Thirdly we need genuine prevention work. Ministers are right to talk about tackling gang culture, worklessness, rehabilitation, and supporting parenting. But they are undermining programmes that work, as gang interventions, probation, family projects and Sure Start are hit by the scale of cuts. Youth unemployment is rising, and unlike Labour's Future Jobs Fund, the government's Work Programme includes no requirement on young people to actually work. That's not good enough.

Fourthly the Government needs to reconsider some of its rhetoric. Claiming the looters and rioters are a "class," variously prefixed with "feral," "under," or just plain "criminal," suggests a breadth and level of determinism which unfairly discredits the neighbours who are furious about the riots, or the sister who has made it to college. Nor should David Cameron dismiss the riots as the consequence of moral malaise or a broken society as it ignores the strong morality of millions of law abiding people and sounds like a form of surrender. Saying society has failed, whilst arguing that government has little business or effectiveness in changing society, provides the perfect excuse for failing to prevent crime and disorder in future.

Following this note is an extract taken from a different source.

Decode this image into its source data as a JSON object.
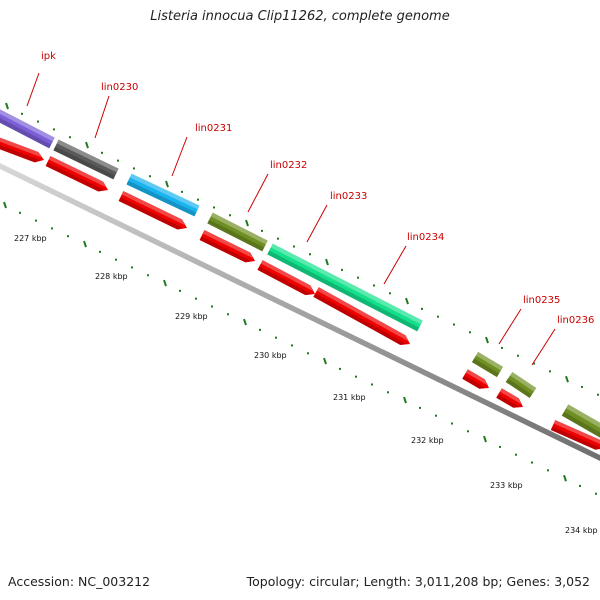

Yet when everyone pulls together, it is possible to cut crime, raise aspirations and strengthen society. Crime fell by 40 per cent in Labour's 13 years, helped by thousands more police, new powers and strong partnerships on prevention. The Street Crime Initiative to tackle growing criminality on the streets ten years ago saw robberies fall by 25 per cent within a year.

The Government needs to take similar concerted action now. On budgets and legislation they must think again. And they should roll up their sleeves and work tirelessly with police, councils and communities to build a new strategy to get crime coming down. Enough of the angst. We need action instead.